Le problème de la maximisation des profits
Entre-temps, comment le « big chocolate » réagit-il aux initiatives de Tony’s Chocolonely ? « Il y a une interaction polie. Mais leurs programmes de développement durable sont souvent des mirages, à mon avis. À moins de payer un salaire décent, de mettre en place des structures coopératives qui donnent réellement du pouvoir aux cultivateurs de cacao et de se concentrer sur la déforestation avec des fèves traçables à 100 %, on ne s’attaque qu’aux symptômes de la déforestation et du travail des enfants, et non aux causes. Ils utilisent leurs programmes de développement durable pour éviter de parler de salaire minimum vital ».
M. Lamont fait référence au protocole Harkin-Engel, une initiative publique-privée visant à interdire le travail des enfants dans la culture du cacao. Les grands chocolatiers l’ont signé en 2001, mais les choses n’ont guère changé : « Les grands chocolatiers n’ont rien fait d’important depuis 23 ans ».
Cela s’explique par le paradigme de la maximisation du profit pour les actionnaires : « S’ils peuvent acheter des fèves moins chères, pourquoi pas ? Mais ce paradigme est en train de changer. En tant que président du ‘Better Business Act’ au Royaume-Uni, je préconise une modification de la loi qui obligerait les entreprises à trouver un meilleur équilibre entre les personnes, la planète et le profit, au lieu de se contenter de maximiser le profit. Les choses vont changer. La question n’est pas de savoir si, mais quand. Avec Tony’s, nous voulons accélérer ce changement. Plus nous nous développerons rapidement, plus nous aurons d’impact, plus nous ferons en sorte que le ‘grand chocolat’ repense son modèle. »
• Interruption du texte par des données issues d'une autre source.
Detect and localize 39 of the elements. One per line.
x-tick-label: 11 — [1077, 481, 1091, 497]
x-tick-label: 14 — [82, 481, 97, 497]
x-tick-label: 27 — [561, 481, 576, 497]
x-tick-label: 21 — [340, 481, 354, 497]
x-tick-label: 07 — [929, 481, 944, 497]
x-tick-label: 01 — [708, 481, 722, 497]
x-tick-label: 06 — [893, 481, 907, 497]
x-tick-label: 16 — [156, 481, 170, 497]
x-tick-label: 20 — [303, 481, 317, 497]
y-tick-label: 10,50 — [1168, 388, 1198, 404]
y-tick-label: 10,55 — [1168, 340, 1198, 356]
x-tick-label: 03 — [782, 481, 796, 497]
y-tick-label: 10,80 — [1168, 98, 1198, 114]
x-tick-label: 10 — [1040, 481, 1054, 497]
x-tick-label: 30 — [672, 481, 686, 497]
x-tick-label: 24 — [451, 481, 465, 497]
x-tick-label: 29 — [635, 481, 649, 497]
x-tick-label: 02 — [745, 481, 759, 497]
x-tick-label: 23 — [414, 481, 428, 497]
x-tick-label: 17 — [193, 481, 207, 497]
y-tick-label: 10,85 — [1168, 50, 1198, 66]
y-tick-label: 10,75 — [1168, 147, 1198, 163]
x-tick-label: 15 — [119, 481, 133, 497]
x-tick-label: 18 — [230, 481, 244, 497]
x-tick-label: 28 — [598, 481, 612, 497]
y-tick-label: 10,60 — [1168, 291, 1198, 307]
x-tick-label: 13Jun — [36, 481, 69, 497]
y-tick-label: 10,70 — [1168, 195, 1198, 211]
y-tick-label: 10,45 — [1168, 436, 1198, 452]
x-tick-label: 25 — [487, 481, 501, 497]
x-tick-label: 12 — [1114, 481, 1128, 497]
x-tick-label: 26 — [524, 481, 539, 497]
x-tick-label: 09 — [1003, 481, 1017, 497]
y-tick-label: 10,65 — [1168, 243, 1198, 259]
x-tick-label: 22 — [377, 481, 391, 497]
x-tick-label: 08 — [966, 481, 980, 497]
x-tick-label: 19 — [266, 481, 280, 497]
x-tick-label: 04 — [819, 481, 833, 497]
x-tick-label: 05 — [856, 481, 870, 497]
« Les multinationales se cachent »
Actuellement, ces grandes entreprises se cachent toujours derrière le manque de traçabilité pour ne pas payer un salaire vital, explique M. Lamont, parce qu’elles ne savent soi-disant pas où va l’argent. Elles le gardent donc pour elles. Mais cette excuse ne tient plus, estime-t-il : « Cette petite entreprise qu’est Tony’s a trouvé le moyen d’assurer une traçabilité à 100 % avec presque aucune ressource. Nous payons directement les coopératives, sans intermédiaire, grâce à la traçabilité ».
« Les multinationales consacrent 15 % de leur chiffre d’affaires au marketing, nous en dépensons 3 ou 4 %. Mais nous dépensons 8 % pour l’impact, et elles seulement un demi pour cent. Elles pourraient utiliser les milliards qu’elles gagnent chaque année pour s’attaquer aux causes. Ils prétendent que les consommateurs abandonneront lorsqu’ils devront augmenter les prix. Pourtant, lorsque leurs coûts ont augmenté – et cela n’avait rien à voir avec les agriculteurs – ils ont réussi à augmenter les prix de 20 % pour préserver leurs propres marges bénéficiaires, sans le moindre impact. Les consommateurs semblent l’accepter. Je ne crois donc pas à leurs arguments ».